Where is the fault? Is it the consumer's expectation for cheap food? The farmers demand for subsidy and market manipulation? Or the politicians blind belief that direct rural support was the only tool available to ensure re-election?

The veganism proponents must be gloating over the mess that meat producers have created by drifting into such debilitating production systems that now seem to be falling victim to disease consequences that will be far reaching and costly to rectify. But even more concerning is the sensitising of the consumer to production faults in many livestock farming systems? Can consumption levels for beef and sheep meats recover from such sustained bouts of bad publicity?

US farmers have set out their demands for a doubling of direct subsidies to $NZ55 billion to maintain their industry. Such an action may be within the rules of the WTO but they are certainly not within the spirit of the direction that agricultural world trade was being pushed since the Uruguay round mapped out a plan to reduce first world subsidies of agricultural production

How the US will control the 'leakage' of such a large support program onto world markets is frightening enough. But when positioned against the USDA's recently announced plan to lift US Agricultural sales internationally by 20 percent the effect may be devastating on international prices for the very products that NZ markets internationally.
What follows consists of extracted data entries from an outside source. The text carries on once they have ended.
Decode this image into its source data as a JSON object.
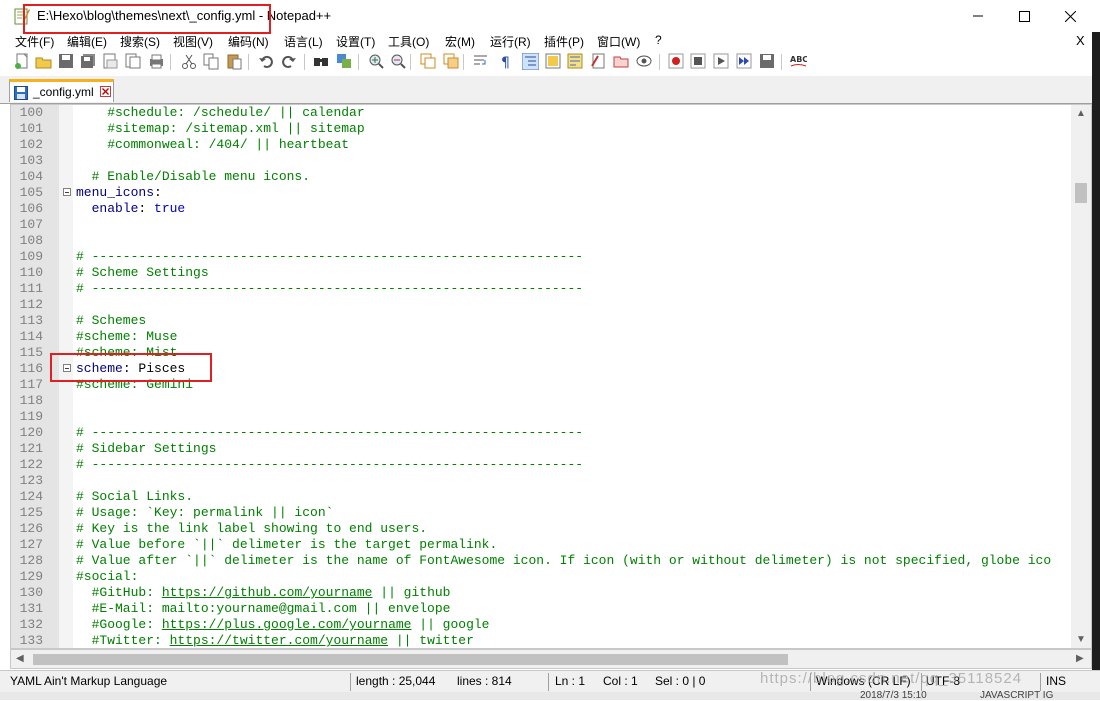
{
  "window": {
    "title": "E:\\Hexo\\blog\\themes\\next\\_config.yml - Notepad++"
  },
  "menu": [
    "文件(F)",
    "编辑(E)",
    "搜索(S)",
    "视图(V)",
    "编码(N)",
    "语言(L)",
    "设置(T)",
    "工具(O)",
    "宏(M)",
    "运行(R)",
    "插件(P)",
    "窗口(W)",
    "?"
  ],
  "menu_close": "X",
  "toolbar": {
    "icons": [
      "new-file-icon",
      "open-file-icon",
      "save-icon",
      "save-all-icon",
      "close-icon",
      "close-all-icon",
      "print-icon",
      "cut-icon",
      "copy-icon",
      "paste-icon",
      "undo-icon",
      "redo-icon",
      "find-icon",
      "replace-icon",
      "zoom-in-icon",
      "zoom-out-icon",
      "sync-vertical-icon",
      "sync-horizontal-icon",
      "word-wrap-icon",
      "show-all-chars-icon",
      "indent-guide-icon",
      "user-language-icon",
      "doc-map-icon",
      "function-list-icon",
      "folder-workspace-icon",
      "monitor-icon",
      "record-macro-icon",
      "stop-macro-icon",
      "play-macro-icon",
      "run-multiple-macro-icon",
      "save-macro-icon",
      "spell-check-icon"
    ]
  },
  "tab": {
    "label": "_config.yml"
  },
  "editor": {
    "lines": [
      {
        "n": "100",
        "fold": false,
        "segs": [
          [
            "c",
            "    #schedule: /schedule/ || calendar"
          ]
        ]
      },
      {
        "n": "101",
        "fold": false,
        "segs": [
          [
            "c",
            "    #sitemap: /sitemap.xml || sitemap"
          ]
        ]
      },
      {
        "n": "102",
        "fold": false,
        "segs": [
          [
            "c",
            "    #commonweal: /404/ || heartbeat"
          ]
        ]
      },
      {
        "n": "103",
        "fold": false,
        "segs": []
      },
      {
        "n": "104",
        "fold": false,
        "segs": [
          [
            "c",
            "  # Enable/Disable menu icons."
          ]
        ]
      },
      {
        "n": "105",
        "fold": true,
        "segs": [
          [
            "k",
            "menu_icons"
          ],
          [
            "t",
            ":"
          ]
        ]
      },
      {
        "n": "106",
        "fold": false,
        "segs": [
          [
            "t",
            "  "
          ],
          [
            "k",
            "enable"
          ],
          [
            "t",
            ": "
          ],
          [
            "b",
            "true"
          ]
        ]
      },
      {
        "n": "107",
        "fold": false,
        "segs": []
      },
      {
        "n": "108",
        "fold": false,
        "segs": []
      },
      {
        "n": "109",
        "fold": false,
        "segs": [
          [
            "c",
            "# ---------------------------------------------------------------"
          ]
        ]
      },
      {
        "n": "110",
        "fold": false,
        "segs": [
          [
            "c",
            "# Scheme Settings"
          ]
        ]
      },
      {
        "n": "111",
        "fold": false,
        "segs": [
          [
            "c",
            "# ---------------------------------------------------------------"
          ]
        ]
      },
      {
        "n": "112",
        "fold": false,
        "segs": []
      },
      {
        "n": "113",
        "fold": false,
        "segs": [
          [
            "c",
            "# Schemes"
          ]
        ]
      },
      {
        "n": "114",
        "fold": false,
        "segs": [
          [
            "c",
            "#scheme: Muse"
          ]
        ]
      },
      {
        "n": "115",
        "fold": false,
        "segs": [
          [
            "c",
            "#scheme: Mist"
          ]
        ]
      },
      {
        "n": "116",
        "fold": true,
        "segs": [
          [
            "k",
            "scheme"
          ],
          [
            "t",
            ": Pisces"
          ]
        ]
      },
      {
        "n": "117",
        "fold": false,
        "segs": [
          [
            "c",
            "#scheme: Gemini"
          ]
        ]
      },
      {
        "n": "118",
        "fold": false,
        "segs": []
      },
      {
        "n": "119",
        "fold": false,
        "segs": []
      },
      {
        "n": "120",
        "fold": false,
        "segs": [
          [
            "c",
            "# ---------------------------------------------------------------"
          ]
        ]
      },
      {
        "n": "121",
        "fold": false,
        "segs": [
          [
            "c",
            "# Sidebar Settings"
          ]
        ]
      },
      {
        "n": "122",
        "fold": false,
        "segs": [
          [
            "c",
            "# ---------------------------------------------------------------"
          ]
        ]
      },
      {
        "n": "123",
        "fold": false,
        "segs": []
      },
      {
        "n": "124",
        "fold": false,
        "segs": [
          [
            "c",
            "# Social Links."
          ]
        ]
      },
      {
        "n": "125",
        "fold": false,
        "segs": [
          [
            "c",
            "# Usage: `Key: permalink || icon`"
          ]
        ]
      },
      {
        "n": "126",
        "fold": false,
        "segs": [
          [
            "c",
            "# Key is the link label showing to end users."
          ]
        ]
      },
      {
        "n": "127",
        "fold": false,
        "segs": [
          [
            "c",
            "# Value before `||` delimeter is the target permalink."
          ]
        ]
      },
      {
        "n": "128",
        "fold": false,
        "segs": [
          [
            "c",
            "# Value after `||` delimeter is the name of FontAwesome icon. If icon (with or without delimeter) is not specified, globe ico"
          ]
        ]
      },
      {
        "n": "129",
        "fold": false,
        "segs": [
          [
            "c",
            "#social:"
          ]
        ]
      },
      {
        "n": "130",
        "fold": false,
        "segs": [
          [
            "c",
            "  #GitHub: "
          ],
          [
            "l",
            "https://github.com/yourname"
          ],
          [
            "c",
            " || github"
          ]
        ]
      },
      {
        "n": "131",
        "fold": false,
        "segs": [
          [
            "c",
            "  #E-Mail: mailto:yourname@gmail.com || envelope"
          ]
        ]
      },
      {
        "n": "132",
        "fold": false,
        "segs": [
          [
            "c",
            "  #Google: "
          ],
          [
            "l",
            "https://plus.google.com/yourname"
          ],
          [
            "c",
            " || google"
          ]
        ]
      },
      {
        "n": "133",
        "fold": false,
        "segs": [
          [
            "c",
            "  #Twitter: "
          ],
          [
            "l",
            "https://twitter.com/yourname"
          ],
          [
            "c",
            " || twitter"
          ]
        ]
      }
    ]
  },
  "status": {
    "language": "YAML Ain't Markup Language",
    "length": "length : 25,044",
    "lines": "lines : 814",
    "ln": "Ln : 1",
    "col": "Col : 1",
    "sel": "Sel : 0 | 0",
    "eol": "Windows (CR LF)",
    "encoding": "UTF-8",
    "ins": "INS"
  },
  "watermark": "https://blog.csdn.net/qq_35118524",
  "background_text": [
    "2018/7/3 15:10",
    "JAVASCRIPT IG"
  ],
  "colors": {
    "comment": "#008000",
    "key": "#000080",
    "boolean": "#0000c0",
    "highlight": "#e02020",
    "tab_accent": "#f5b21b"
  }
}
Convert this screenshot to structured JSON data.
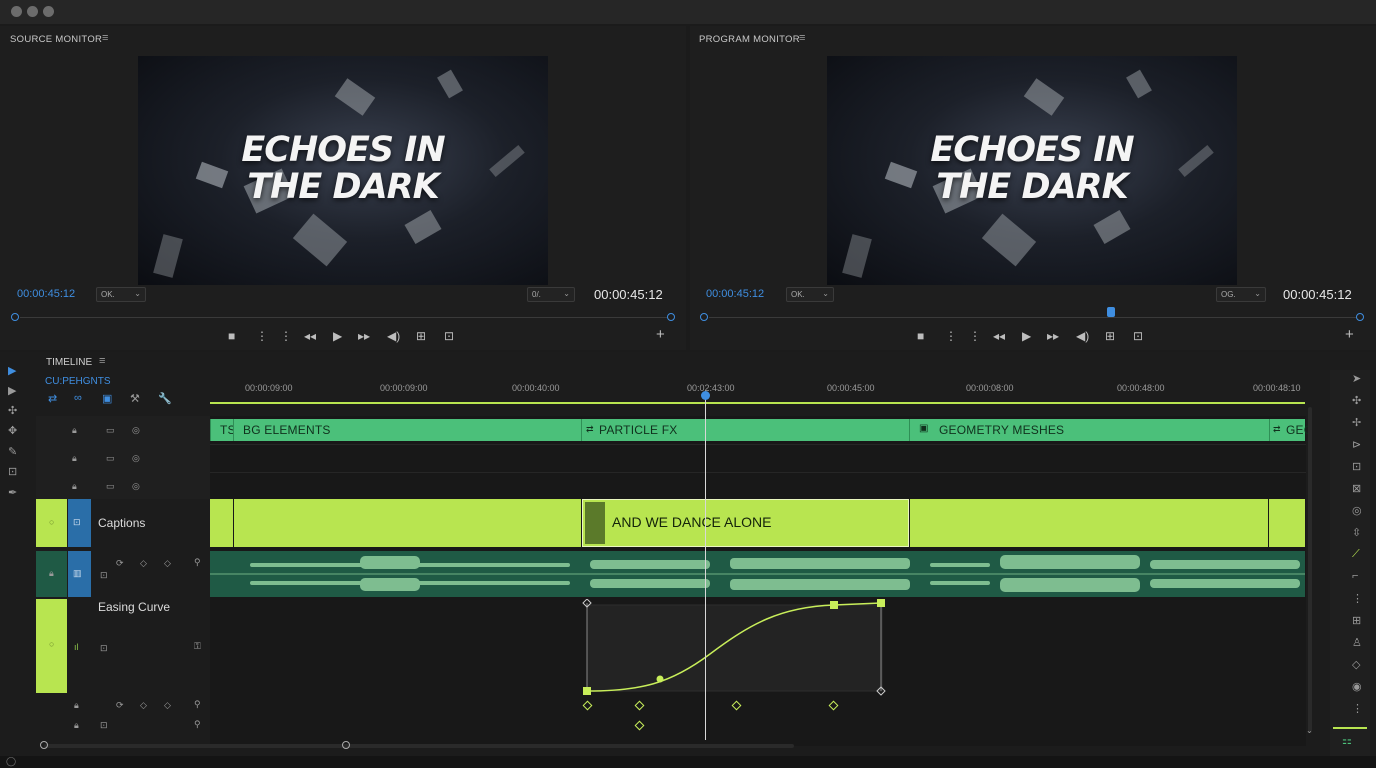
{
  "window": {
    "dots": 3
  },
  "source_monitor": {
    "title": "SOURCE MONITOR",
    "video_title_line1": "ECHOES IN",
    "video_title_line2": "THE DARK",
    "timecode_left": "00:00:45:12",
    "zoom_dropdown": "OK.",
    "quality_dropdown": "0/.",
    "timecode_right": "00:00:45:12"
  },
  "program_monitor": {
    "title": "PROGRAM MONITOR",
    "video_title_line1": "ECHOES IN",
    "video_title_line2": "THE DARK",
    "timecode_left": "00:00:45:12",
    "zoom_dropdown": "OK.",
    "quality_dropdown": "OG.",
    "timecode_right": "00:00:45:12"
  },
  "timeline": {
    "title": "TIMELINE",
    "sequence_label": "CU:PEHGNTS",
    "ruler": [
      "00:00:09:00",
      "00:00:09:00",
      "00:00:40:00",
      "00:02:43:00",
      "00:00:45:00",
      "00:00:08:00",
      "00:00:48:00",
      "00:00:48:10"
    ],
    "clips": {
      "ts": "TS",
      "bg": "BG ELEMENTS",
      "particle": "PARTICLE FX",
      "geometry": "GEOMETRY MESHES",
      "geo_tail": "GEC",
      "caption": "AND WE DANCE ALONE"
    },
    "tracks": {
      "captions": "Captions",
      "easing": "Easing Curve"
    }
  },
  "colors": {
    "accent_blue": "#3f8ee0",
    "clip_green": "#4bc07a",
    "clip_lime": "#b8e550",
    "audio_green": "#1f5a45",
    "curve": "#c8ee5a"
  },
  "icons": [
    "selection-tool-icon",
    "track-select-icon",
    "ripple-icon",
    "move-icon",
    "razor-icon",
    "slip-icon",
    "pen-icon",
    "play-icon",
    "stop-icon",
    "step-back-icon",
    "step-forward-icon",
    "audio-icon",
    "export-frame-icon",
    "add-icon",
    "lock-icon",
    "eye-icon",
    "keyframe-icon",
    "zoom-icon",
    "wrench-icon"
  ]
}
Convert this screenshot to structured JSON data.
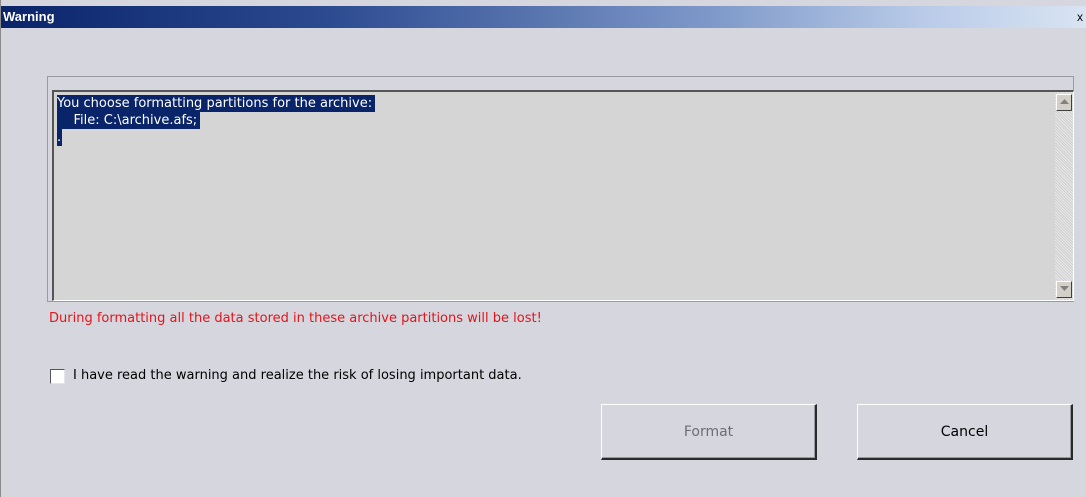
{
  "window": {
    "title": "Warning",
    "close_glyph": "x"
  },
  "message_box": {
    "lines": [
      "You choose formatting partitions for the archive:",
      "    File: C:\\archive.afs;",
      "."
    ]
  },
  "warning": {
    "text": "During formatting all the data stored in these archive partitions will be lost!",
    "color": "#e2151b"
  },
  "acknowledge": {
    "label": "I have read the warning and realize the risk of losing important data.",
    "checked": false
  },
  "buttons": {
    "format_label": "Format",
    "cancel_label": "Cancel"
  },
  "colors": {
    "title_bar_start": "#0a246a",
    "selection": "#0a246a",
    "dialog_bg": "#d6d6de"
  }
}
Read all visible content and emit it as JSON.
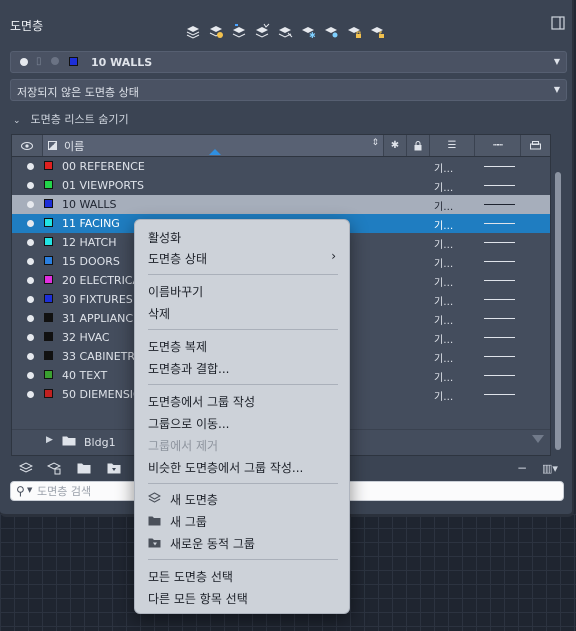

Finally and ironically the pushy little Aussie plan to 'fight dirty' when confronted by players who appear to be breaking the trade rules can bring a wry smile to those nations who have already experienced the other face of the Aussie character pursuing self interest.

Perhaps the ghost of Walter Nash still resides in the NZ labour caucus and a revisit to the guaranteed price schemes of the 1930's is being planned at this moment! Otherwise is it back to the 90's for farm returns?